Watson is due to start his internship at the hospital in two weeks. All jokes about a Dr. Watson had been spent well before he got to med school. “I got stabbed.”
“Yes, you did, you idiot. Police are camped outside. As soon as you get the all clear, the
y’re going to be in to talk to you.”
“Why did they let you in?”
“Sherry works here. She pulled some strings.” He stands up, moving for the door. “We thought we’d lost you, Lee. And since you’re still here, we need to nail the bastard who did this to you.”
Bastard. The word makes me flinch. Too personal. Watson doesn’t notice. Sherry will apologize for him later and it will mean the same thing. I poke at the foreign spot in my mind. That connection tying me to the girl I don’t want. The other side remains stubbornly silent.
When the police come in, they spend an hour going over the details of my story. I tell them the truth. Mostly. They ask if I could identify my attacker should I ever see her again.
I tell them no and when they leave I watch the news.
Two bodies found in an apartment building, one survivor, stabilized in the hospital. Both corpses had two words carved into their chests. For Jill.
• • •
Sherry is worried because Watson is worried.

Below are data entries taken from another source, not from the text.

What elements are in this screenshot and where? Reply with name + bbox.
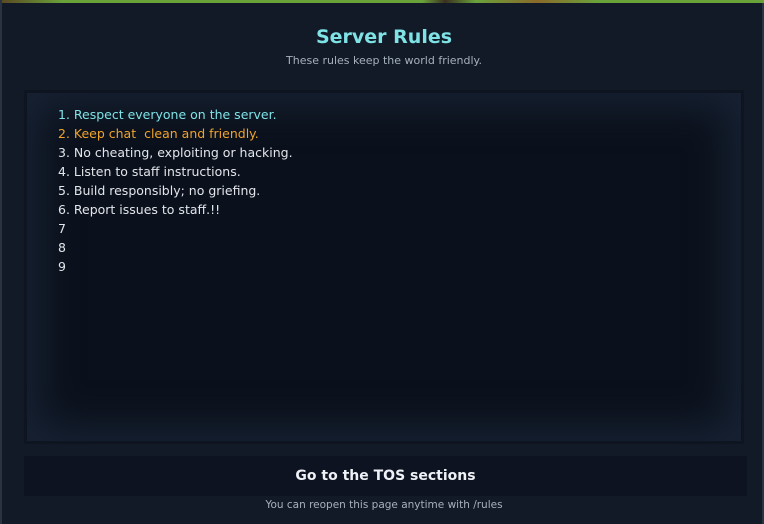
rule-item-2: 2. Keep chat clean and friendly. <box>58 126 259 141</box>
rule-item-6: 6. Report issues to staff.!! <box>58 202 221 217</box>
rule-item-5: 5. Build responsibly; no griefing. <box>58 183 261 198</box>
rules-window: Server Rules These rules keep the world … <box>0 0 764 524</box>
rule-item-4: 4. Listen to staff instructions. <box>58 164 241 179</box>
rules-panel[interactable]: 1. Respect everyone on the server. 2. Ke… <box>24 90 744 444</box>
world-background-strip <box>2 0 764 3</box>
page-subtitle: These rules keep the world friendly. <box>286 54 482 67</box>
rule-item-1: 1. Respect everyone on the server. <box>58 107 277 122</box>
rule-item-9: 9 <box>58 259 66 274</box>
rules-list: 1. Respect everyone on the server. 2. Ke… <box>58 105 293 276</box>
tos-sections-button[interactable]: Go to the TOS sections <box>24 456 747 496</box>
rule-item-8: 8 <box>58 240 66 255</box>
page-title: Server Rules <box>315 26 453 48</box>
rule-item-3: 3. No cheating, exploiting or hacking. <box>58 145 293 160</box>
footer-hint: You can reopen this page anytime with /r… <box>265 499 503 511</box>
header: Server Rules These rules keep the world … <box>2 24 764 69</box>
rule-item-7: 7 <box>58 221 66 236</box>
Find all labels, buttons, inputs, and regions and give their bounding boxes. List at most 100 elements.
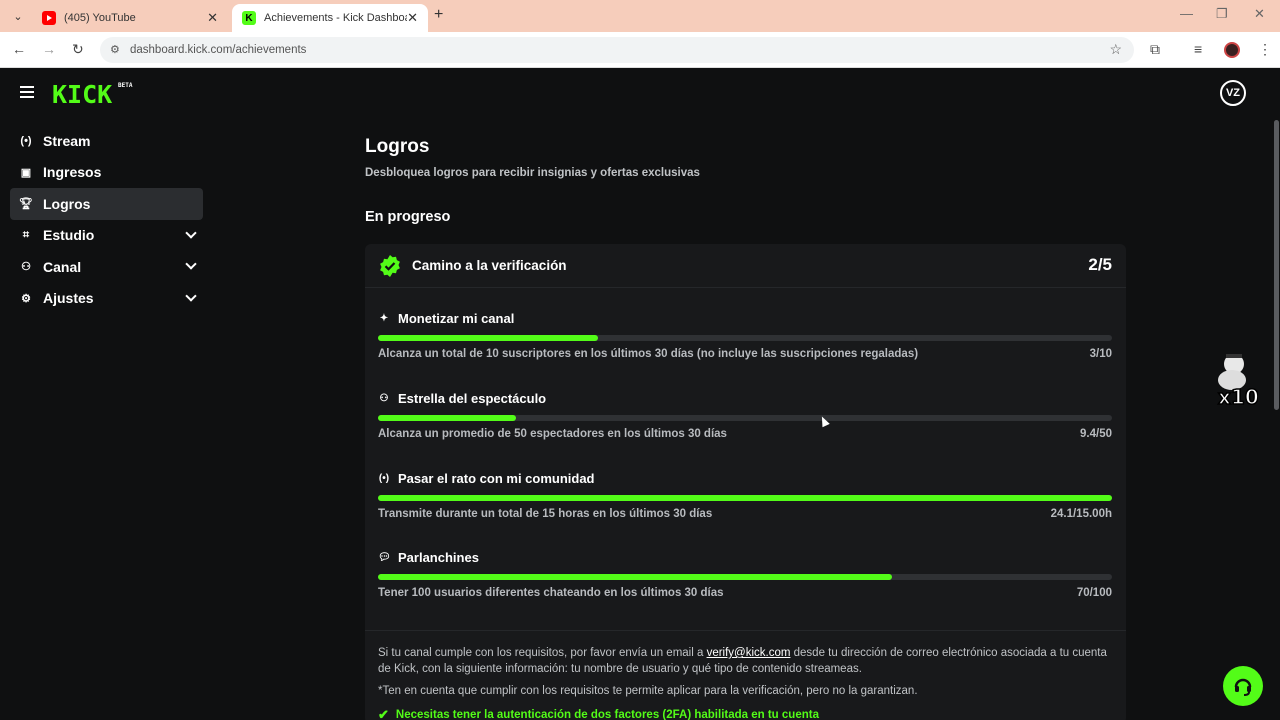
- forward-icon[interactable]: →: [42, 41, 56, 57]
- progress-fill: [378, 415, 516, 421]
- back-icon[interactable]: ←: [12, 41, 26, 57]
- sidebar-item-stream[interactable]: (•) Stream: [10, 125, 203, 157]
- sidebar-item-label: Logros: [43, 195, 91, 212]
- trophy-icon: 🏆︎: [19, 198, 33, 211]
- goal-value: 9.4/50: [1080, 428, 1112, 440]
- tab-search-dropdown[interactable]: ⌄: [8, 6, 28, 26]
- info-paragraph: Si tu canal cumple con los requisitos, p…: [378, 645, 1118, 677]
- goal-value: 3/10: [1089, 348, 1112, 360]
- progress-fill: [378, 574, 892, 580]
- achievement-card: Camino a la verificación 2/5 ✦ Monetizar …: [365, 244, 1126, 720]
- check-icon: ✔: [378, 707, 389, 720]
- page-subtitle: Desbloquea logros para recibir insignias…: [365, 167, 700, 179]
- verification-info: Si tu canal cumple con los requisitos, p…: [365, 630, 1126, 720]
- goal-description: Alcanza un total de 10 suscriptores en l…: [378, 348, 919, 360]
- info-note: *Ten en cuenta que cumplir con los requi…: [378, 685, 918, 697]
- chat-icon: 💬︎: [378, 552, 391, 563]
- close-tab-icon[interactable]: ✕: [207, 10, 218, 26]
- progress-fill: [378, 495, 1112, 501]
- url-text: dashboard.kick.com/achievements: [130, 44, 307, 56]
- gear-icon: ⚙: [21, 292, 31, 305]
- sidebar-item-canal[interactable]: ⚇ Canal: [10, 251, 203, 283]
- sidebar-item-ajustes[interactable]: ⚙ Ajustes: [10, 283, 203, 315]
- sidebar-item-label: Ingresos: [43, 164, 102, 181]
- progress-bar: [378, 495, 1112, 501]
- chart-icon: ▣: [20, 166, 32, 179]
- info-text: Si tu canal cumple con los requisitos, p…: [378, 647, 707, 659]
- sidebar-item-label: Canal: [43, 258, 82, 275]
- broadcast-icon: (•): [378, 473, 390, 484]
- tab-youtube[interactable]: (405) YouTube ✕: [32, 4, 228, 32]
- goal-value: 24.1/15.00h: [1050, 508, 1112, 520]
- avatar-initials: VZ: [1225, 87, 1241, 99]
- goal-title: Monetizar mi canal: [398, 311, 515, 326]
- hamburger-menu-icon[interactable]: [20, 86, 34, 98]
- broadcast-icon: (•): [20, 134, 32, 147]
- sidebar-item-estudio[interactable]: ⌗ Estudio: [10, 220, 203, 252]
- more-menu-icon[interactable]: ⋮: [1258, 41, 1272, 58]
- progress-fill: [378, 335, 599, 341]
- achievement-title: Camino a la verificación: [412, 258, 567, 273]
- app-header: KICK BETA: [0, 68, 1280, 120]
- media-control-icon[interactable]: ≡: [1194, 41, 1202, 57]
- chevron-down-icon[interactable]: [185, 258, 197, 270]
- tab-title: (405) YouTube: [64, 12, 136, 24]
- sidebar: (•) Stream ▣ Ingresos 🏆︎ Logros ⌗ Estudi…: [10, 125, 203, 314]
- user-avatar[interactable]: VZ: [1220, 80, 1246, 106]
- sidebar-item-label: Stream: [43, 132, 91, 149]
- chevron-down-icon[interactable]: [185, 226, 197, 239]
- goal-title: Pasar el rato con mi comunidad: [398, 471, 595, 486]
- channel-icon: ⚇: [21, 261, 31, 274]
- site-info-icon[interactable]: ⚙: [110, 43, 120, 56]
- goal-description: Tener 100 usuarios diferentes chateando …: [378, 587, 724, 599]
- goal-title: Parlanchines: [398, 550, 479, 565]
- close-tab-icon[interactable]: ✕: [407, 10, 418, 26]
- sidebar-item-label: Ajustes: [43, 290, 94, 307]
- address-bar[interactable]: ⚙ dashboard.kick.com/achievements ☆: [100, 37, 1134, 63]
- achievement-header[interactable]: Camino a la verificación 2/5: [365, 244, 1126, 288]
- progress-bar: [378, 574, 1112, 580]
- overlay-sticker-icon: x10: [1217, 354, 1258, 408]
- support-chat-button[interactable]: [1223, 666, 1263, 706]
- browser-tab-bar: ⌄ (405) YouTube ✕ K Achievements - Kick …: [0, 0, 1280, 32]
- youtube-favicon-icon: [42, 11, 56, 25]
- progress-bar: [378, 335, 1112, 341]
- svg-text:x10: x10: [1218, 385, 1258, 408]
- scrollbar[interactable]: [1274, 120, 1279, 410]
- kick-favicon-icon: K: [242, 11, 256, 25]
- verified-badge-icon: [380, 255, 400, 277]
- headset-icon: [1234, 678, 1252, 696]
- profile-avatar-icon[interactable]: [1224, 42, 1240, 58]
- extensions-icon[interactable]: ⧉: [1150, 41, 1160, 58]
- requirement-text: Necesitas tener la autenticación de dos …: [395, 709, 819, 720]
- sidebar-item-label: Estudio: [43, 227, 95, 244]
- sidebar-item-logros[interactable]: 🏆︎ Logros: [10, 188, 203, 220]
- browser-toolbar: ← → ↻ ⚙ dashboard.kick.com/achievements …: [0, 32, 1280, 68]
- goal-value: 70/100: [1076, 587, 1112, 599]
- close-window-icon[interactable]: ✕: [1254, 6, 1265, 22]
- minimize-icon[interactable]: —: [1180, 6, 1193, 21]
- tab-title: Achievements - Kick Dashboard: [264, 12, 408, 24]
- users-icon: ⚇: [379, 393, 389, 404]
- reload-icon[interactable]: ↻: [72, 41, 84, 58]
- sidebar-item-ingresos[interactable]: ▣ Ingresos: [10, 157, 203, 189]
- section-title: En progreso: [365, 209, 451, 225]
- page-title: Logros: [365, 136, 430, 157]
- goal-title: Estrella del espectáculo: [398, 391, 547, 406]
- achievement-count: 2/5: [1088, 255, 1112, 274]
- goal-description: Transmite durante un total de 15 horas e…: [378, 508, 713, 520]
- email-link[interactable]: verify@kick.com: [707, 647, 791, 659]
- progress-bar: [378, 415, 1112, 421]
- studio-icon: ⌗: [22, 228, 30, 241]
- tab-achievements[interactable]: K Achievements - Kick Dashboard ✕: [232, 4, 428, 32]
- logo-text: KICK: [52, 80, 113, 109]
- restore-icon[interactable]: ❐: [1216, 6, 1228, 22]
- bookmark-star-icon[interactable]: ☆: [1109, 41, 1122, 58]
- requirement-item: ✔ Necesitas tener la autenticación de do…: [378, 707, 819, 720]
- sparkle-icon: ✦: [379, 313, 389, 324]
- goal-description: Alcanza un promedio de 50 espectadores e…: [378, 428, 727, 440]
- beta-badge: BETA: [118, 82, 133, 89]
- kick-logo[interactable]: KICK BETA: [52, 80, 132, 109]
- chevron-down-icon[interactable]: [185, 289, 197, 302]
- new-tab-button[interactable]: +: [434, 6, 443, 24]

She hovers just outside my periphery as she always has. Sherry isn’t pretty. She has a long face, thick glasses and crooked teeth. Her dark mess of curls twists off into fly-aways and puffs out in humidity. She’s solidly built and broad shouldered, exuding a steady presence every place she goes.
I’ve never liked her. She tumbled into Dante’s life and changed him into Watson. As long as Watson has Sherry, there’s no room for another person.
Sherry likes me. She likes me because Watson does.
She also resents me, just a little. Sherry may be the center of Watson’s world, but I’m his best friend.